Der Punkt, über den ich überhaupt zu diesem Posting gekommen bin, Google Books, stellt noch ein anderes Problem dar, weil es hierbei nicht um die Frage von Userdatenaggregation geht, sondern um Urheberrecht. Das erschöpfend zu behandeln, geht weit über den Rahmen dieses Artikels hinaus, deshalb nur ein paar Worte dazu.
Die Idee einer weltweit erreichbaren Datenbank mit so vielen digitalisierten Büchern wie möglich, war eines der besten Dinge, die unserer Gesellschaft passieren konnte. Da Google letztlich Geld mit seinen Angeboten verdient, müssen Autoren (und leider auch Verlage), die das Verwertungsmonopol haben, für diese Digitalisierung entschädigt werden. ODER, so wie es Google anbietet, einfach der Digitalisierung widersprechen können. Aber gerade in Anbetracht der Tatsache, dass es eine ungeheure Masse an sogenannten verwaisten Büchern gibt, bei denen der Besitzer der Verwertungsrechte nicht zu ermitteln ist (tatsächlich stellen diese die Mehrheit), die auch kaum mehr über Bibliotheken o.ä. erreichbar sind, sollte genau dieses "Opt-Out"-Verfahren das Mittel der Wahl sein. Google digitalisiert alles, was es an gedrucktem Schrifttum in die virtuellen Hände bekommt und wenn jemand in seinem Fall damit nicht einverstanden ist, genügt ein Widerspruch und seine Werke sind draußen.
Das Interesse unserer Gesellschaft, möglichst allen einen möglichst breiten Zugang zu Bildung und Wissen zu gewähren wiegt unvergleichbar viel schwerer, als die kurze Unbquemlichkeit eines Opt-Outs der einzelnen betroffenen Autoren.
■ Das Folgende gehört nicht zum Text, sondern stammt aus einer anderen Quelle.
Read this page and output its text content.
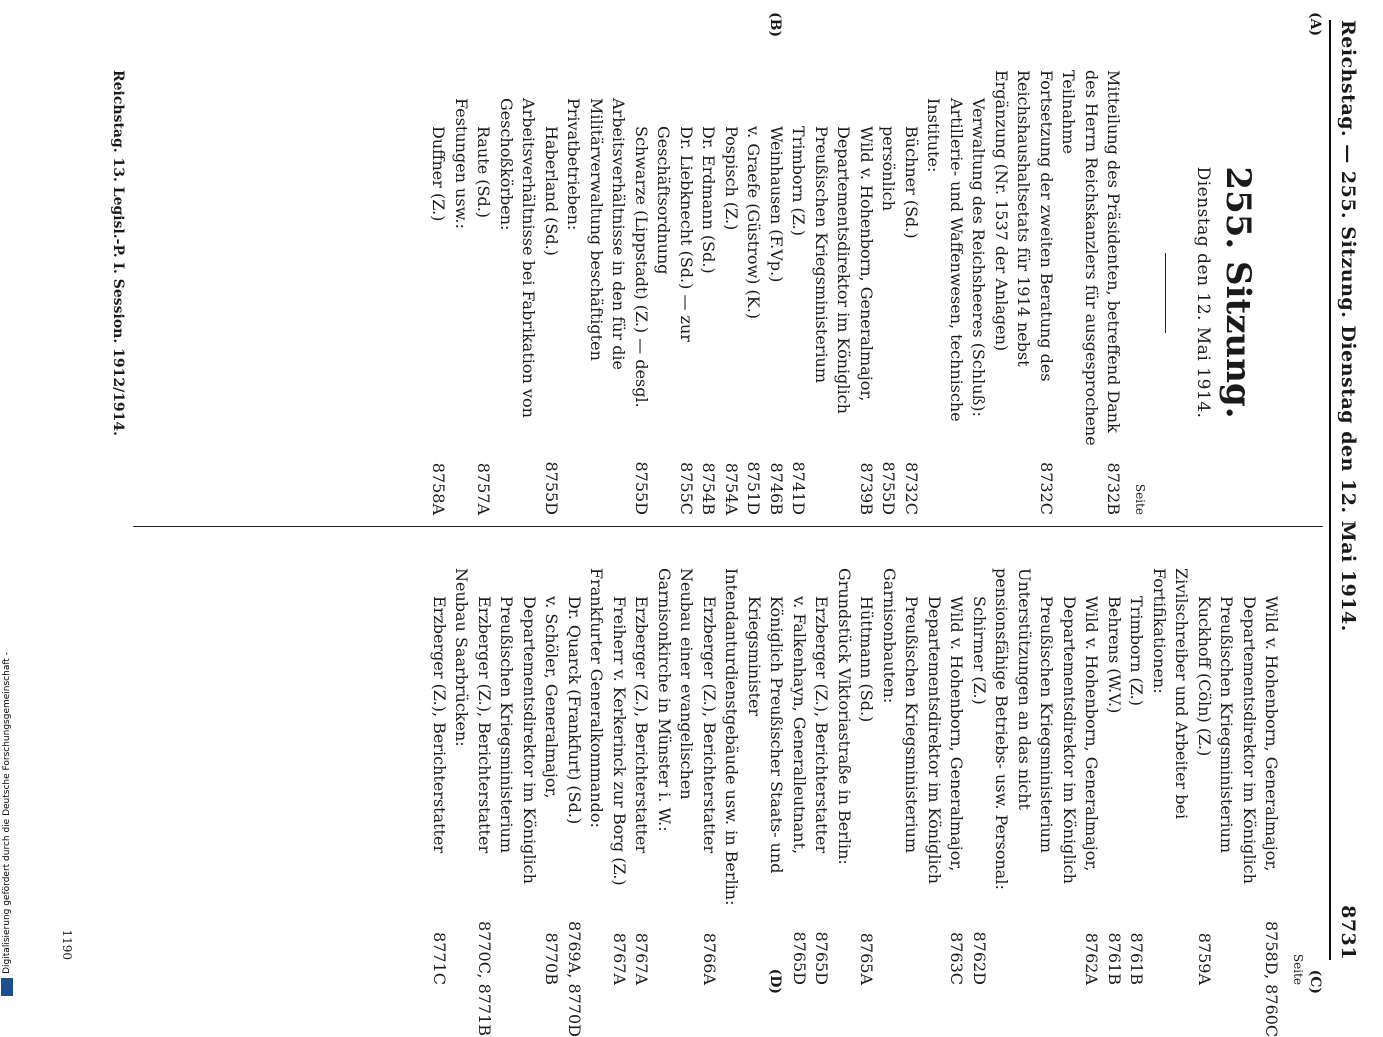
Digitalisierung gefördert durch die Deutsche Forschungsgemeinschaft -
Reichstag. — 255. Sitzung. Dienstag den 12. Mai 1914.
8731
(A)
(B)
(C)
(D)
255. Sitzung.
Dienstag den 12. Mai 1914.
Seite
Mitteilung des Präsidenten, betreffend Dank des Herrn Reichskanzlers für ausgesprochene Teilnahme
8732B
Fortsetzung der zweiten Beratung des Reichshaushaltsetats für 1914 nebst Ergänzung (Nr. 1537 der Anlagen)
8732C
Verwaltung des Reichsheeres (Schluß):
Artillerie- und Waffenwesen, technische Institute:
Büchner (Sd.)
8732C
persönlich
8755D
Wild v. Hohenborn, Generalmajor, Departementsdirektor im Königlich Preußischen Kriegsministerium
8739B
Trimborn (Z.)
8741D
Weinhausen (F.Vp.)
8746B
v. Graefe (Güstrow) (K.)
8751D
Pospisch (Z.)
8754A
Dr. Erdmann (Sd.)
8754B
Dr. Liebknecht (Sd.) — zur Geschäftsordnung
8755C
Schwarze (Lippstadt) (Z.) — desgl.
8755D
Arbeitsverhältnisse in den für die Militärverwaltung beschäftigten Privatbetrieben:
Haberland (Sd.)
8755D
Arbeitsverhältnisse bei Fabrikation von Geschoßkörben:
Raute (Sd.)
8757A
Festungen usw.:
Duffner (Z.)
8758A
Seite
Wild v. Hohenborn, Generalmajor, Departementsdirektor im Königlich Preußischen Kriegsministerium
8758D, 8760C
Kuckhoff (Cöln) (Z.)
8759A
Zivilschreiber und Arbeiter bei Fortifikationen:
Trimborn (Z.)
8761B
Behrens (W.V.)
8761B
Wild v. Hohenborn, Generalmajor, Departementsdirektor im Königlich Preußischen Kriegsministerium
8762A
Unterstützungen an das nicht pensionsfähige Betriebs- usw. Personal:
Schirmer (Z.)
8762D
Wild v. Hohenborn, Generalmajor, Departementsdirektor im Königlich Preußischen Kriegsministerium
8763C
Garnisonbauten:
Hüttmann (Sd.)
8765A
Grundstück Viktoriastraße in Berlin:
Erzberger (Z.), Berichterstatter
8765D
v. Falkenhayn, Generalleutnant, Königlich Preußischer Staats- und Kriegsminister
8765D
Intendanturdienstgebäude usw. in Berlin:
Erzberger (Z.), Berichterstatter
8766A
Neubau einer evangelischen Garnisonkirche in Münster i. W.:
Erzberger (Z.), Berichterstatter
8767A
Freiherr v. Kerkerinck zur Borg (Z.)
8767A
Frankfurter Generalkommando:
Dr. Quarck (Frankfurt) (Sd.)
8769A, 8770D
v. Schöler, Generalmajor, Departementsdirektor im Königlich Preußischen Kriegsministerium
8770B
Erzberger (Z.), Berichterstatter
8770C, 8771B
Neubau Saarbrücken:
Erzberger (Z.), Berichterstatter
8771C
Reichstag. 13. Legisl.-P. I. Session. 1912/1914.
1190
Natürlich wäre es wünschenswert, wenn ein solches Projekt nicht von einem profitorientierten Unternehmen angegangen würde, sondern beispielsweise von öffentlicher Stelle (Stiftung oä.). Leider könnten dann aber noch unsere Enkel von einem solchen Traum erzählen, da er immer noch nicht realisiert wurde. Google hat die Mittel und den Willen zu dieser Aktion. Wenn öffentliche Stellen dazu nicht in der Lage sind, sind sie auch die falschen für diesen Job.
Worauf ich insgesamt mit diesem Text hinaus will ist hoffentlich klar. Denke selbst! Verfalle weder in das Extrem der unreflektierten Sorglosigkeit, noch in das der unreflektierten Angst. Vor allem: Verwechsle nicht selbst erwählte Nützlichkeit und objektiven Sachzwang.